According to Tigo, the solution helps creating customer loyalty in a market where mobile financial services are increasing in popularity among customers.
“Mobile financial services are highly important to our subscribers and to drive continued success, it was important for us to speed up an easy to use, secure and reliable offering to market,” Millicom (Tigo) Senegal Managing Director, Diego Camberos said. “Ericsson has been an important partner for us in launching Tigo Cash to our entire subscriber base, ensuring that we’re able to scale to meet the high demand we anticipate as sign-ups continue to increase.”
“Ericsson is helping Tigo and its partners make mobile money for the unbanked and underserved a reality in West Africa,” Ericsson VP, Head of M-Commerce Peter Heuman said.
The Ericsson Wallet Platform is part of the vendor’s m-commerce portfolio targeted at mobile operators and financial service providers. The infrastructure vendor said it is focused on forming a more flexible and transparent financial landscape, aiming to make it easier for operators, banks and other service providers to create and provide access to financial services via mobile.
“Beyond this important deployment, we continue to work with operators and financial institutions globally to support the fast rollout of mobile financial services that transform how local businesses interact with customers, and provide a safer way to store, send and receive money.”

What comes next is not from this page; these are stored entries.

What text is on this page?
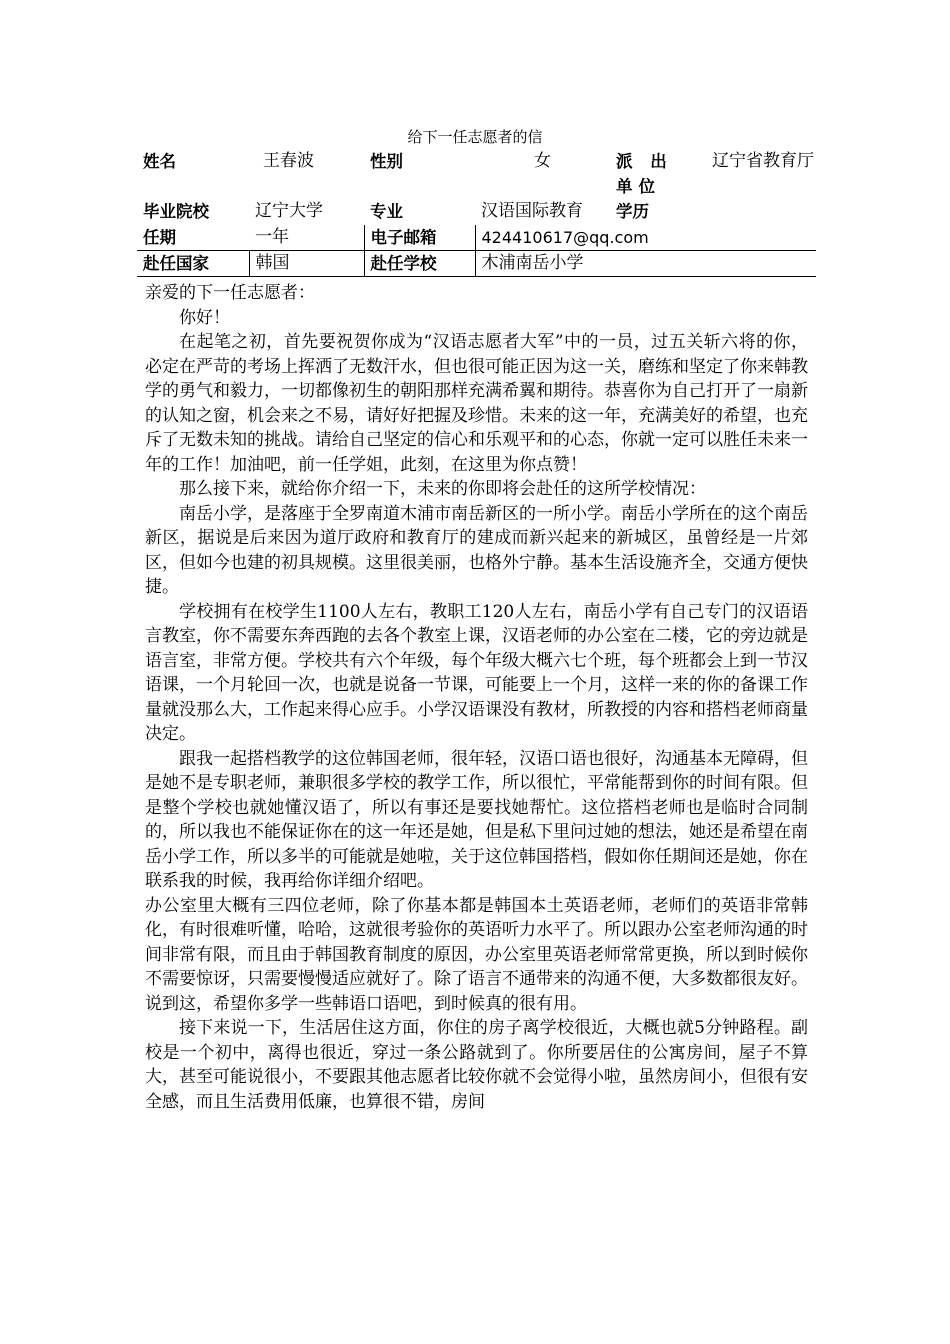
给下一任志愿者的信
姓名	王春波	性别	女	派 出 单位	辽宁省教育厅
毕业院校	辽宁大学	专业	汉语国际教育	学历	
任期	一年	电子邮箱	424410617@qq.com		
赴任国家	韩国	赴任学校	木浦南岳小学		

亲爱的下一任志愿者：

你好！

在起笔之初，首先要祝贺你成为“汉语志愿者大军”中的一员，过五关斩六将的你，必定在严苛的考场上挥洒了无数汗水，但也很可能正因为这一关，磨练和坚定了你来韩教学的勇气和毅力，一切都像初生的朝阳那样充满希翼和期待。恭喜你为自己打开了一扇新的认知之窗，机会来之不易，请好好把握及珍惜。未来的这一年，充满美好的希望，也充斥了无数未知的挑战。请给自己坚定的信心和乐观平和的心态，你就一定可以胜任未来一年的工作！加油吧，前一任学姐，此刻，在这里为你点赞！

那么接下来，就给你介绍一下，未来的你即将会赴任的这所学校情况：

南岳小学，是落座于全罗南道木浦市南岳新区的一所小学。南岳小学所在的这个南岳新区，据说是后来因为道厅政府和教育厅的建成而新兴起来的新城区，虽曾经是一片郊区，但如今也建的初具规模。这里很美丽，也格外宁静。基本生活设施齐全，交通方便快捷。

学校拥有在校学生1100人左右，教职工120人左右，南岳小学有自己专门的汉语语言教室，你不需要东奔西跑的去各个教室上课，汉语老师的办公室在二楼，它的旁边就是语言室，非常方便。学校共有六个年级，每个年级大概六七个班，每个班都会上到一节汉语课，一个月轮回一次，也就是说备一节课，可能要上一个月，这样一来的你的备课工作量就没那么大，工作起来得心应手。小学汉语课没有教材，所教授的内容和搭档老师商量决定。

跟我一起搭档教学的这位韩国老师，很年轻，汉语口语也很好，沟通基本无障碍，但是她不是专职老师，兼职很多学校的教学工作，所以很忙，平常能帮到你的时间有限。但是整个学校也就她懂汉语了，所以有事还是要找她帮忙。这位搭档老师也是临时合同制的，所以我也不能保证你在的这一年还是她，但是私下里问过她的想法，她还是希望在南岳小学工作，所以多半的可能就是她啦，关于这位韩国搭档，假如你任期间还是她，你在联系我的时候，我再给你详细介绍吧。

办公室里大概有三四位老师，除了你基本都是韩国本土英语老师，老师们的英语非常韩化，有时很难听懂，哈哈，这就很考验你的英语听力水平了。所以跟办公室老师沟通的时间非常有限，而且由于韩国教育制度的原因，办公室里英语老师常常更换，所以到时候你不需要惊讶，只需要慢慢适应就好了。除了语言不通带来的沟通不便，大多数都很友好。说到这，希望你多学一些韩语口语吧，到时候真的很有用。

接下来说一下，生活居住这方面，你住的房子离学校很近，大概也就5分钟路程。副校是一个初中，离得也很近，穿过一条公路就到了。你所要居住的公寓房间，屋子不算大，甚至可能说很小，不要跟其他志愿者比较你就不会觉得小啦，虽然房间小，但很有安全感，而且生活费用低廉，也算很不错，房间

Mobile money services are widely used in Africa, and demand is growing. Other operators such as MTN and Orange are also offering such services on the continent. In its quarter three results last month, Orange reported its money services, whose primary market is Africa, grew by 53% in the first half of 2014 compared to the same period last year.
Meanwhile, Vodacom has encouraged employers to consider paying staff salaries via its mobile transaction platform m-pesa. The African telco claimed m-pesa offers a low-cost and simple way to make payments to all employees, including those who don’t have a bank account.
The system also enables employees to hold money on their m-pesa account, and they can have a Visa card associated to it, allowing cash withdrawals at any ATMs, as well as point-of-sale debit payments.
“Previously, we had a lot of problems transferring to bank accounts and also took a bit of a risk when making cash payments,” General Manager of Future Force Fields Solutions Tracy Lipworth said. “By moving to Vodacom m-pesa, our staff get paid via their mobile phones. They also have debit cards so they can access their funds at various retail outlets and automatic teller machines throughout South Africa.”
“Not everyone has a bank account, and this certainly isn’t a unique challenge facing Future Force Fields Solutions. We’ve found that m-pesa is a simple and extremely user friendly way for us to pay all staff regardless of their circumstances, and I’ve got to believe that it would work well for other companies facing similar issues.
“I definitely see this as an exciting development for employers and their permanent or part-time staff. It has huge potential in industries like agriculture, which have a high percentage of seasonal workers, and also at the lower end of the general income market,” she said.
First launched in Kenya, m-pesa is currently also available in Tanzania and Mozambique. Vodacom claimed existing customers are keen to see it introduced in more countries to make cross-border transactions easier.
“The m-pesa platform provides a seamless, low cost and real time disbursement system for salaries, loans and grants that is low risk and easy to audit,” Managing Executive for m-commerce at Vodacom Herman Singh said. “It’s as close to cash that you can get, without being exposed to the risks associated with its handling in South Africa.”